Originally Posted by Plato
Jhevon, how does what you did in part 3(a) prove that there are infinitely many rationals between x & y?

in 3(a) i showed that i can find integers m,n so that x< m/n < y. the set of integers is infinite, so there are infinite numbers of the form m/n. and of course, anything of the form m/n is rational

in 3 (b) since r is any element of Q, and Q is infinite, it follows there are infinite numbers of the form r + srqt(2). I showed that this number was irrational and that it was between x and y, so there are infinite irrationals of this form between x and y
• Feb 25th 2007, 12:44 PM
Plato
Quote:

Originally Posted by Jhevon
in 3(a) i showed that i can find integers m,n so that x< m/n < y. the set of integers is infinite, so there are infinite numbers of the form m/n

No that is no proof! You have shown that the is at least one rational.
You have not shown that there are infinitely many.
• Feb 25th 2007, 12:44 PM
ThePerfectHacker
For any a<b real numbers.

Define now new numbers
a-sqrt(2)<b-sqrt(2)

We know there exists a rational "r" thus,

a-sqrt(2)<r<b-sqrt(2)

Thus,
a<r+sqrt(2)<b

Q.E.D.
• Feb 25th 2007, 01:03 PM
Jhevon
Quote:

Originally Posted by Plato
No that is no proof! You have shown that the is at least one rational.
You have not shown that there are infinitely many.

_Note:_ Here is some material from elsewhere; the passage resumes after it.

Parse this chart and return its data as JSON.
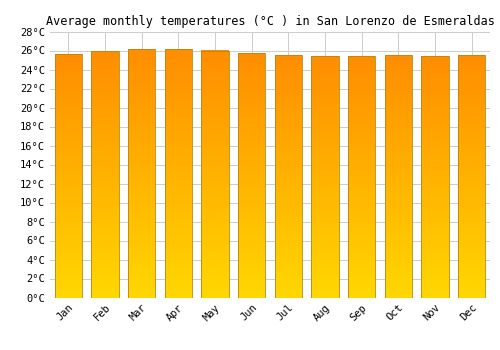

Read the proof again, i showed there is at least one m that satisfies nx < m < ny. But there are infinitely many n's that can work. Thus, for infinitely many n's i can find at least one m for each of them, so i end up with infinitely many m/n numbers
• Feb 25th 2007, 01:04 PM
ThePerfectHacker
Quote:

Originally Posted by Jhevon
Read the proof again, i showed there is at least one m that satisfies nx < m < ny. But there are infinitely many n's that can work. Thus, for infinitely many n's i can find at least one m for each of them, so i end up with infinitely many m/n numbers

The way I proved it for homework, is by contradiction. I assumed that there are only finitely many rational numbers. And I let the set S represent all the rationals, which is finite. Then I show that leads to a contradiction.
• Feb 25th 2007, 01:09 PM
ThePerfectHacker
Quote:

Originally Posted by luckyc1423
Problem 1:

Let S be a non-empty set bounded by the subset of real numbers. Prove that sup S is unique.

I do not see how that is a problem. Since "sup S" is used, does it not mean the definition is "well-defined", i.e. it is unique. Hence there is nothing to prove.